On April 7, only five business days into the filing season, U.S. Citizenship and Immigration Services (USCIS) announced that it had already received a sufficient number of H-1B petitions to reach the statutory caps for both the 65,000 regular cap and for the 20,000 cap for U.S. advanced degree holders for fiscal year (FY) 2018 (Oct. 1, 2017-Sept. 30, 2018). USCIS later announced that a total of 199,000 cap-subject petitions were received during the five-day time frame, which is nearly a 16 percent decrease from the 236,000 petitions USCIS received during last year's filing period. Last week, USCIS conducted a computer-generated random selection process of the 199,000 H-1B filings. Petitions not randomly selected for H-1B processing will be rejected, and the filing fees will be returned. We have already begun to receive USCIS receipts for H-1B cases selected. We anticipate receiving more receipts over the next few weeks.

The fact that the H-1B numbers were used up so quickly demonstrates once again that Congress must act now to increase H-1B availability for American employers to bring highly educated and skilled professionals to work in the United States. In the meantime, if any of your H-1B petitions are not selected in the H-1B lottery, please contact us to see if some other visa category could accommodate your employment needs. Sometimes the TN (Treaty NAFTA), J-1 (exchange visitor), O-1 (extraordinary ability), or other classification can be an alternative.

Please keep in mind that if a person has already been counted toward the H-1B cap in the past six years, will be working for a university or affiliated nonprofit, or will be employed at a nonprofit or government research organization, a new H-1B number is not required, and we do not need to wait to file an H-1B petition.

President Trump's H-1B Executive Order

President Trump has signed an executive order (EO) concerning the H-1B visa rules. Below are some of the key provisions:

Crackdown on Alleged Fraud and Abuse. The executive order will call on the Departments of Labor, Justice, Homeland Security and State to take steps designed to crack down on alleged H-1B program fraud and abuse. The EO will likely direct these agencies to analyze and report on ways they can reform their roles in the H-1B visa adjudication or issuance process in order to better protect United States workers.

Favor most skilled or highest-paid applicants. The current H-1B visa lottery system randomly selects 65,000 H-1Bs (plus an additional 20,000 reserved for U.S. master's degree holders) without regard to the applicants' specific skills or the wages to be paid to the foreign worker. The EO will ask agencies to develop ways to amend the H-1B selection process, such as increasing the number of H-1B numbers reserved for advanced degree holders or giving selection priority to the highest paid applicants.
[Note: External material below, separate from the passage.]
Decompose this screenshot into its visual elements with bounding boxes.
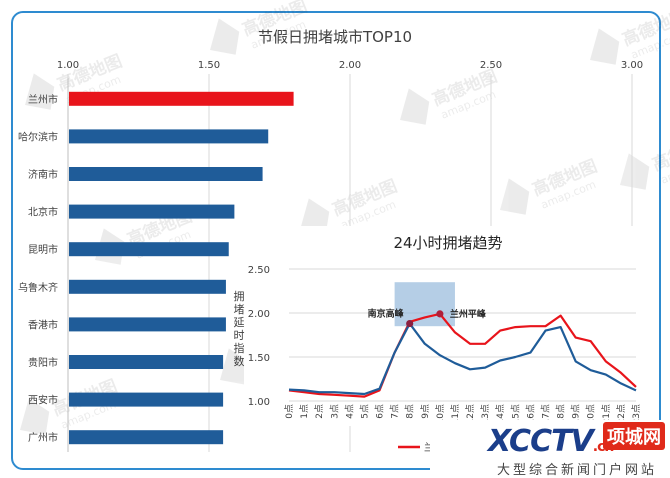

Higher fees and adjusted wage scale. The EO will direct agencies to consider whether increasing the H-1B fees an employer must pay, or increasing the wage levels the employer must pay to the H-1B employee, would encourage employers to focus their H-1B hiring efforts on more highly skilled (and more highly compensated) foreign workers, thereby protecting lower-salaried U.S. workers from competition from foreign labor.

We will closely monitor the implementation of this new EO and provide additional updates as they become available.